O HOMEM QUE RI (L`Uomo che Ride)

Em vídeo, vi outra decepção - O HOMEM QUE RI, do italiano Sergio Corbucci. Foi o Thomaz que me apresentou a Corbucci e ele é mais famoso por ter dirigido o western spaguetti DJANGO. Esse filme não é um western. Acho que se enquadraria melhor na categoria "filmes de capa e espada". A história se passa nos tempos de Cesar e Lucrecia Borgia e o personagem principal é um sujeito que tem o rosto defeituoso, com um sorriso medonho, e que se sente obrigado a usar uma máscara. Ele é apaixonado por uma bela jovem cega, que é cortejada por um rapaz líder dos rebeldes.

O que mais me decepcionou nesse filme foi a tal operação plástica que o "homem que ri" sofre pra ficar a cara do líder rebelde. Se até em A OUTRA FACE/FACE OFF, de John Woo, a gente já acha um absurdo a troca de rostos entre Travolta e Cage, imagina a mesma coisa acontecendo em plena idade média, quando operação plástica era ficção científica!!! Simplesmente ridículo! E desculpem contar um trecho decisivo do filme, mas como sei que quase ninguém está interessado em ver, eu tomei essa liberdade. Detalhe: o site imdb também estragou essa cena antes de eu ver o filme.

24/09/2001


BIRD

Ontem terminei de ver BIRD, de Clint Eastwood e pra minha surpresa é o filme que eu menos gostei dele. Pra falar a verdade, nem gostei. Tá certo que Forrest Whitaker é um ótimo ator e sua interpretação de Charlie Parker é ótima mas não consegui entrar no clima do filme. É um filme que merece respeito por ser uma obra bem pessoal de Eastwood, um sujeito que a cada ano vai se tornando cada vez mais respeitado como cineasta. Alguns o consideram o grande cineasta americano em atividade, o que eu acho um pouco exagerado.

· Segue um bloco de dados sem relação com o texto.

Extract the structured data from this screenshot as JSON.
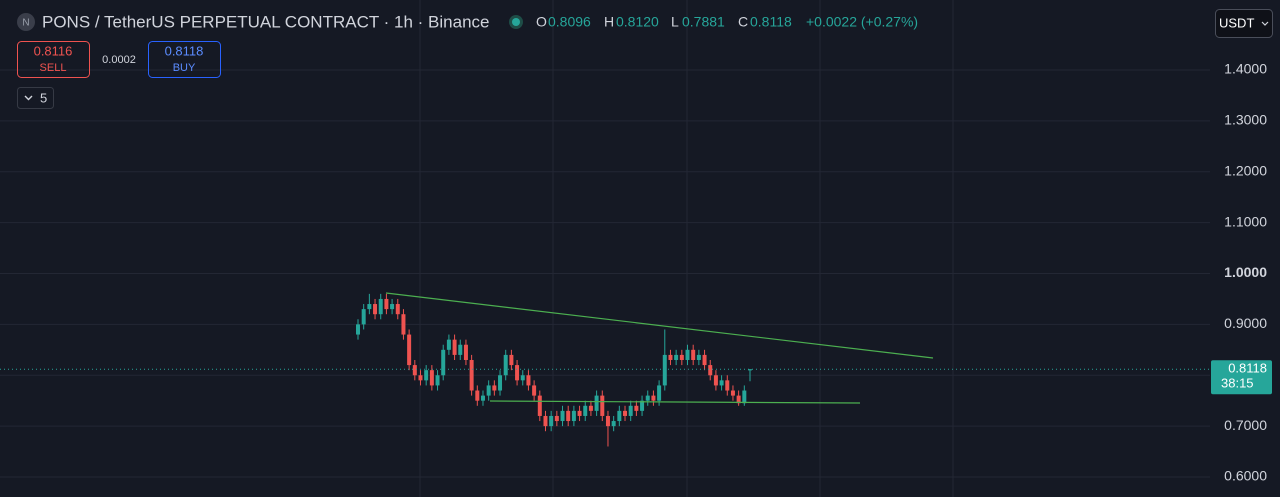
{
  "header": {
    "symbol": "PONS / TetherUS PERPETUAL CONTRACT · 1h · Binance",
    "o_label": "O",
    "o": "0.8096",
    "h_label": "H",
    "h": "0.8120",
    "l_label": "L",
    "l": "0.7881",
    "c_label": "C",
    "c": "0.8118",
    "change": "+0.0022 (+0.27%)"
  },
  "trade": {
    "sell_price": "0.8116",
    "sell": "SELL",
    "spread": "0.0002",
    "buy_price": "0.8118",
    "buy": "BUY",
    "indicators": "5"
  },
  "currency": "USDT",
  "chart_data": {
    "type": "candlestick",
    "ylim": [
      0.5607,
      1.5376
    ],
    "yticks": [
      {
        "value": 0.6,
        "label": "0.6000"
      },
      {
        "value": 0.7,
        "label": "0.7000"
      },
      {
        "value": 0.8,
        "label": "0.8000"
      },
      {
        "value": 0.9,
        "label": "0.9000"
      },
      {
        "value": 1.0,
        "label": "1.0000"
      },
      {
        "value": 1.1,
        "label": "1.1000"
      },
      {
        "value": 1.2,
        "label": "1.2000"
      },
      {
        "value": 1.3,
        "label": "1.3000"
      },
      {
        "value": 1.4,
        "label": "1.4000"
      }
    ],
    "grid": true,
    "up_color": "#26a69a",
    "down_color": "#ef5350",
    "open": [
      0.88,
      0.9,
      0.93,
      0.94,
      0.92,
      0.95,
      0.93,
      0.94,
      0.92,
      0.88,
      0.82,
      0.8,
      0.79,
      0.81,
      0.78,
      0.8,
      0.85,
      0.87,
      0.84,
      0.86,
      0.83,
      0.77,
      0.75,
      0.76,
      0.78,
      0.77,
      0.8,
      0.84,
      0.82,
      0.79,
      0.8,
      0.78,
      0.76,
      0.72,
      0.7,
      0.72,
      0.71,
      0.73,
      0.71,
      0.73,
      0.72,
      0.74,
      0.73,
      0.76,
      0.72,
      0.7,
      0.71,
      0.73,
      0.72,
      0.74,
      0.73,
      0.75,
      0.76,
      0.75,
      0.78,
      0.84,
      0.83,
      0.84,
      0.83,
      0.85,
      0.83,
      0.84,
      0.82,
      0.8,
      0.78,
      0.79,
      0.77,
      0.76,
      0.745,
      0.8096
    ],
    "high": [
      0.91,
      0.94,
      0.96,
      0.95,
      0.96,
      0.96,
      0.95,
      0.95,
      0.93,
      0.89,
      0.83,
      0.81,
      0.82,
      0.82,
      0.81,
      0.86,
      0.88,
      0.88,
      0.87,
      0.87,
      0.84,
      0.78,
      0.77,
      0.79,
      0.79,
      0.81,
      0.85,
      0.85,
      0.83,
      0.81,
      0.81,
      0.79,
      0.77,
      0.73,
      0.73,
      0.73,
      0.74,
      0.74,
      0.74,
      0.74,
      0.75,
      0.75,
      0.77,
      0.77,
      0.73,
      0.72,
      0.74,
      0.74,
      0.75,
      0.75,
      0.76,
      0.77,
      0.77,
      0.79,
      0.89,
      0.85,
      0.85,
      0.85,
      0.86,
      0.86,
      0.85,
      0.85,
      0.83,
      0.81,
      0.8,
      0.8,
      0.78,
      0.77,
      0.78,
      0.812
    ],
    "low": [
      0.87,
      0.89,
      0.92,
      0.91,
      0.91,
      0.92,
      0.92,
      0.91,
      0.87,
      0.81,
      0.79,
      0.78,
      0.78,
      0.77,
      0.77,
      0.79,
      0.84,
      0.83,
      0.83,
      0.82,
      0.76,
      0.74,
      0.74,
      0.75,
      0.76,
      0.76,
      0.79,
      0.81,
      0.78,
      0.78,
      0.77,
      0.75,
      0.71,
      0.69,
      0.69,
      0.7,
      0.7,
      0.7,
      0.7,
      0.71,
      0.71,
      0.72,
      0.72,
      0.71,
      0.66,
      0.69,
      0.7,
      0.71,
      0.71,
      0.72,
      0.72,
      0.74,
      0.74,
      0.74,
      0.77,
      0.82,
      0.82,
      0.82,
      0.82,
      0.82,
      0.82,
      0.81,
      0.79,
      0.77,
      0.77,
      0.76,
      0.75,
      0.74,
      0.74,
      0.7881
    ],
    "close": [
      0.9,
      0.93,
      0.94,
      0.92,
      0.95,
      0.93,
      0.94,
      0.92,
      0.88,
      0.82,
      0.8,
      0.79,
      0.81,
      0.78,
      0.8,
      0.85,
      0.87,
      0.84,
      0.86,
      0.83,
      0.77,
      0.75,
      0.76,
      0.78,
      0.77,
      0.8,
      0.84,
      0.82,
      0.79,
      0.8,
      0.78,
      0.76,
      0.72,
      0.7,
      0.72,
      0.71,
      0.73,
      0.71,
      0.73,
      0.72,
      0.74,
      0.73,
      0.76,
      0.72,
      0.7,
      0.71,
      0.73,
      0.72,
      0.74,
      0.73,
      0.75,
      0.76,
      0.75,
      0.78,
      0.84,
      0.83,
      0.84,
      0.83,
      0.85,
      0.83,
      0.84,
      0.82,
      0.8,
      0.78,
      0.79,
      0.77,
      0.76,
      0.745,
      0.77,
      0.8118
    ],
    "last_price": 0.8118,
    "countdown": "38:15"
  }
}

Então fiquei pensando, por que não gostei desse filme, tão elogiado pela crítica? Talvez tenha sido por causa do jazz. Lembro-me que quando assisti DEPOIS DA MEIA-NOITE do francês Bertrand Tavernier, achei um saco, quase não consigo terminar de ver. Um desses filmes que eu não vejo mais nem a pau. E eu o tinha visto por curiosidade, já que ele constava em várias listas de melhores filmes da década de 80. Pois bem. Mas aí a minha teoria do jazz vai por água abaixo quando me lembro dos filmes de Woody Allen, principalmente o último que vi - POUCAS E BOAS (Sweet and Lowdown), que traz a história de um guitarrista de jazz (Sean Penn) e suas aventuras e desventuras. E o jazz nos filmes do Woody Allen é indispensável. Me dá prazer ver no início de cada um de seus filmes os letreiros simples, brancos sobre a tela negra, ao som daquela música da década de 30 e 40. Uma delícia.

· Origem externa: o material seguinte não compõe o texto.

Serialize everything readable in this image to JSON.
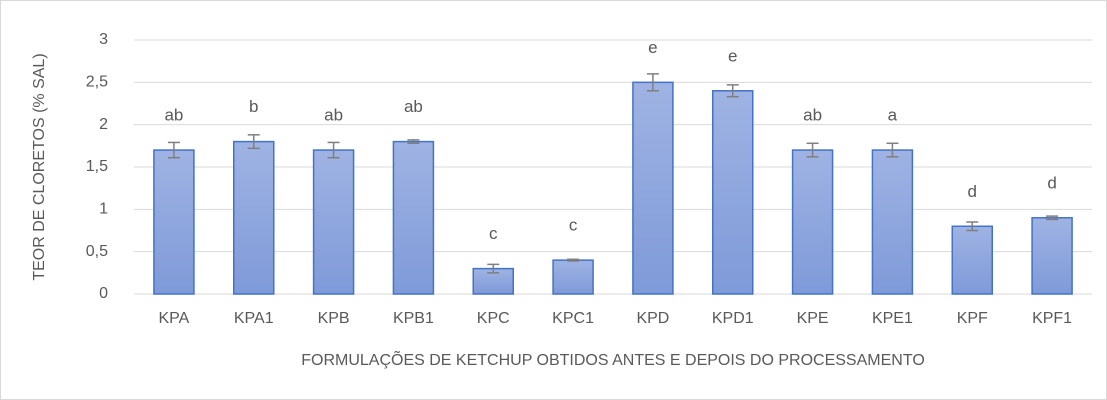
{
  "chart_data": {
    "type": "bar",
    "ylabel": "TEOR DE CLORETOS (% SAL)",
    "xlabel": "FORMULAÇÕES DE KETCHUP OBTIDOS ANTES E DEPOIS DO PROCESSAMENTO",
    "categories": [
      "KPA",
      "KPA1",
      "KPB",
      "KPB1",
      "KPC",
      "KPC1",
      "KPD",
      "KPD1",
      "KPE",
      "KPE1",
      "KPF",
      "KPF1"
    ],
    "values": [
      1.7,
      1.8,
      1.7,
      1.8,
      0.3,
      0.4,
      2.5,
      2.4,
      1.7,
      1.7,
      0.8,
      0.9
    ],
    "errors": [
      0.09,
      0.08,
      0.09,
      0.02,
      0.05,
      0.01,
      0.1,
      0.07,
      0.08,
      0.08,
      0.05,
      0.02
    ],
    "annotations": [
      "ab",
      "b",
      "ab",
      "ab",
      "c",
      "c",
      "e",
      "e",
      "ab",
      "a",
      "d",
      "d"
    ],
    "color": "#4472c4",
    "ylim": [
      0,
      3
    ],
    "yticks": [
      0,
      {
        "value": 0.5,
        "label": "0,5"
      },
      1,
      {
        "value": 1.5,
        "label": "1,5"
      },
      2,
      {
        "value": 2.5,
        "label": "2,5"
      },
      3
    ],
    "grid": true
  }
}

Em BIRD, Forrest Whitaker é Charlie "Bird" Parker, hoje considerado um dos maiores saxofonistas que a música americana já teve. Bird tinha problemas com heroína, álcool, cirrose, problemas cardíacos e úlceras laceradas. O interessante é que em nenhum momento o filme mostra Charlie se picando. Não sei porque Eastwood preferiu fazer o filme assim, talvez por ter um excessivo respeito ao músico, ou então por não ter tanta intimidade com o assunto das drogas como Scorsese ou Tarantino, por exemplo.

Uma das sequencias que eu achei mais interessante no filme é uma que mostra (já lá pelo final), Charlie chegando de volta a Westchester e vendo como as coisas tinham mudado, o jazz estava em decadência e todas as casas tinham se tornado boates de strip-tease. Ele vê então um de seus rivais tocando uma música super-vibrante enquanto centenas de pessoas batem palma animadas. Ele pergunta pra um amigo: "esse cara tá tocando agora rythm n' blues?". "Não chamamos essa música assim. Isso se chama "rock n´roll". Era o fim para Bird, mas eu não tenho do que reclamar. Hehehe.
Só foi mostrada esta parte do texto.